Salt and light

Isaiah 58:1-9a and Matthew 5:13-20

 

What are you here for? 

What a dangerous question to ask people who have come to worship. You might all suddenly slap your hand to your forehead & say ‘well, now you come to ask, we have no idea – there are so many other things we could be doing this morning – having  lie-in, reading the Sunday papers, washing the car .. the list is endless’.

 

And if it’s not bad enough to have to face up to self-doubt, we hear a gospel reading in which Jesus says to us “ you are the salt of the earth, you are light for the world” – and we all know that salt isn’t mean to sit in the pot on the table, any more than light is meant to be hidden, it is meant – salt and light – to be spread around, to bring savour and illumination to the whole world.

 

So why come to this – or any -  chapel building?

 

Jesus makes it clear to his listeners that the law is there to help people to live lives of righteousness, worshipping God with lives of justice and mercy, not locking themselves away in buildings to rehearse the law together. We might conclude that serving God happens out there – in the big wide world, not in here in our chapel.

 

Jesus didn’t say anything about buildings for the people who followed him, and some people conclude from this that Jesus didn’t mean us to have church or chapel buildings at all. And when the writers of the letters in the New Testament talk about the ‘church’,  - for example the “church at Ephesus” they mean the people and not any building.

 

But here we are sitting in a building built so that the people of God can be more effective, a building built to God’s glory. We recognize that our God is a God who works through bodies – solid stuff – real matter – and is not just a God of airy-fairy ideas.

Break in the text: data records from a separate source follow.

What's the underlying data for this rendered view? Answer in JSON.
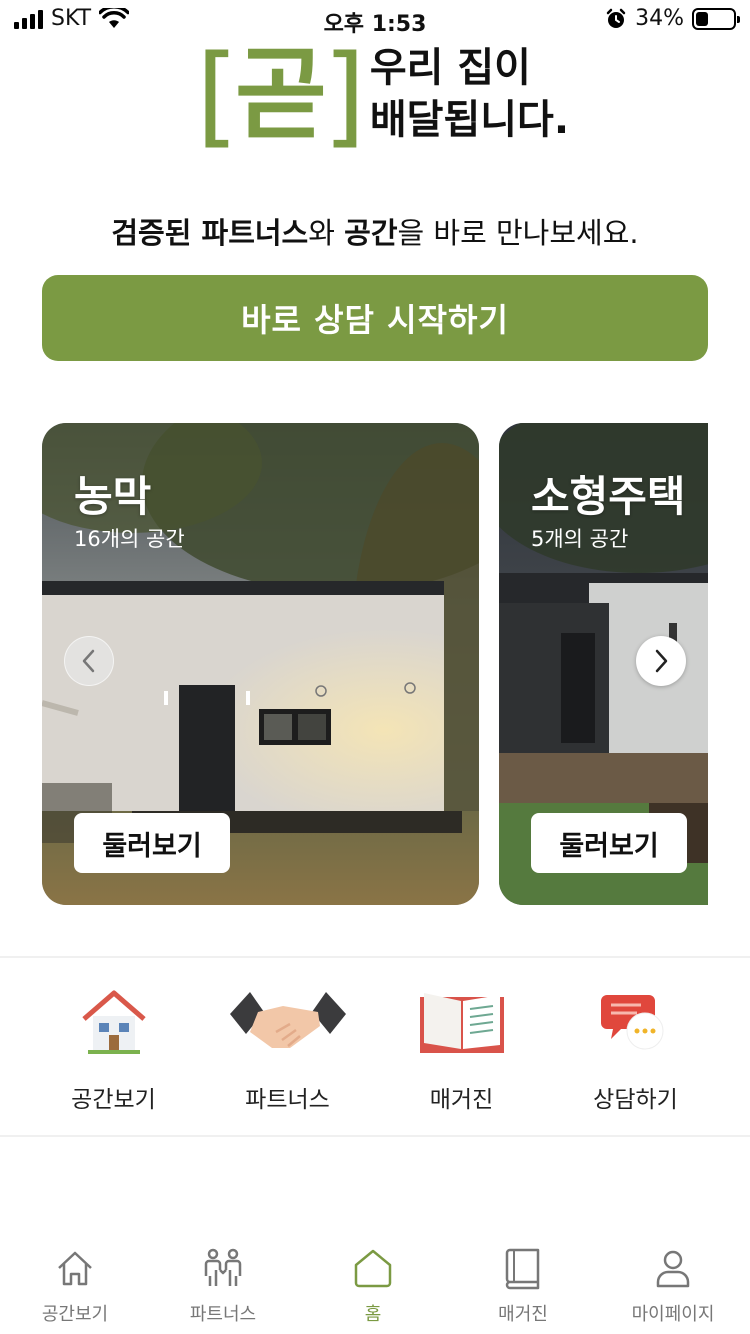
{
  "status_bar": {
    "carrier": "SKT",
    "time": "오후 1:53",
    "battery_pct": "34%",
    "battery_level": 0.34
  },
  "logo": {
    "mark": "곧",
    "line1": "우리 집이",
    "line2": "배달됩니다."
  },
  "tagline": {
    "part1": "검증된 파트너스",
    "part2": "와 ",
    "part3": "공간",
    "part4": "을 바로 만나보세요."
  },
  "cta": {
    "label": "바로 상담 시작하기"
  },
  "colors": {
    "brand": "#7b9a43"
  },
  "carousel": {
    "cards": [
      {
        "title": "농막",
        "subtitle": "16개의 공간",
        "button": "둘러보기"
      },
      {
        "title": "소형주택",
        "subtitle": "5개의 공간",
        "button": "둘러보기"
      }
    ]
  },
  "quick_menu": [
    {
      "label": "공간보기",
      "icon": "house-icon"
    },
    {
      "label": "파트너스",
      "icon": "handshake-icon"
    },
    {
      "label": "매거진",
      "icon": "open-book-icon"
    },
    {
      "label": "상담하기",
      "icon": "chat-bubbles-icon"
    }
  ],
  "tab_bar": [
    {
      "label": "공간보기",
      "icon": "house-outline-icon",
      "active": false
    },
    {
      "label": "파트너스",
      "icon": "people-icon",
      "active": false
    },
    {
      "label": "홈",
      "icon": "home-icon",
      "active": true
    },
    {
      "label": "매거진",
      "icon": "book-icon",
      "active": false
    },
    {
      "label": "마이페이지",
      "icon": "person-icon",
      "active": false
    }
  ]
}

Isaiah brings the importance of embodiment home very powerfully. God is described as ‘the high and lofty one who inhabits eternity’ – not much room there for a down to earth theology, you might think. But did you hear what Isaiah says this Holy God is looking for? Not fasting and pleading and religious law-keeping, but justice and freedom and service of others.

 

Through Isaiah, God says

“Is not this the fast that I choose… to share your bread with the hungry,and bring the homeless poor into your house; when you see the naked, to cover them,and not to hide yourself from your own kin? Then your light shall break forth like the dawn”.

 

Jesus echoes these very words when he tells his followers the parable of the people separated like sheep and goats who say ‘when, Lord, did we see you hungry and feed you, or thirsty and give you a drink – when did we see you naked and clothe you, or sick or in prison and visit you?’.

Both Isaiah and Jesus are clear – you cannot call yourself a follower of Jesus or a worshipper of the Holy One if you are indifferent to the bodily needs of other people.

Shining like a light is about how you live your life and treat others.

 

And God thinks bodies are so important he made one his earthly home when he came to us in Jesus Christ.

So what does the importance of bodies – the bodily needs of others, the bodily display of God’s love for us in Jesus – tell us about our chapel buildings?

 

They are here to be physical signs of God’s love, places of justice and mercy, light and hope. They are to be used to help us to care for others, welcome others. They are here to be places where we hear God’s word to us, remember Christ’s presence with us, and celebrate the living Spirit at work in all our lives. They are here to change and respond to the needs of the society around – not as clubhouses for the faithful people of God, but as lighthouses of God’s gospel of love for the world.

We are here to embody God’s love for others, as we meet in our building which enables others to see that this is where we gather.

 

But the really good news? Jesus says ‘you are the salt of the earth, you are the light of the world’.  Not you can be, you ought to be, or you need to be… you are.

 

However we might appear to others, however our chapel might look to the outside world, Jesus says that together we are salt and light for the world.

 

I quite often quote look at The Message version of the Bible, because this modern rendition helps us to hear even very familiar words of the Bible in a new way. This is The Message version what Jesus says in Matthew’s gospel (v 13-16) :

“Let me tell you why you are here. You’re here to be salt-seasoning that brings out the God-flavours of this earth. If you lose your saltiness, how will people taste godliness? You’ve lost your usefulness and will end up in the garbage.

Here’s another way to put it: You’re here to be light, bringing out the God-colours in the world. God is not a secret to be kept. We’re going public with this, as public as a city on a hill. If I make you light-bearers, you don’t think I’m going to hide you under a bucket, do you? I’m putting you on a light stand. Now that I’ve put you there on a hilltop, on a light stand—shine! Keep open house; be generous with your lives. By opening up to others, you’ll prompt people to open up with God, this generous Father in heaven.”


So let’s shine, let’s live in colour, let’s bring flavour and gorgeousness into our world, good people of God.

Let’s respond to what God is asking of us -  and may God bless us to be a sign of the rule and reign of God – in hope and joy, peace and justice, now and always. Amen.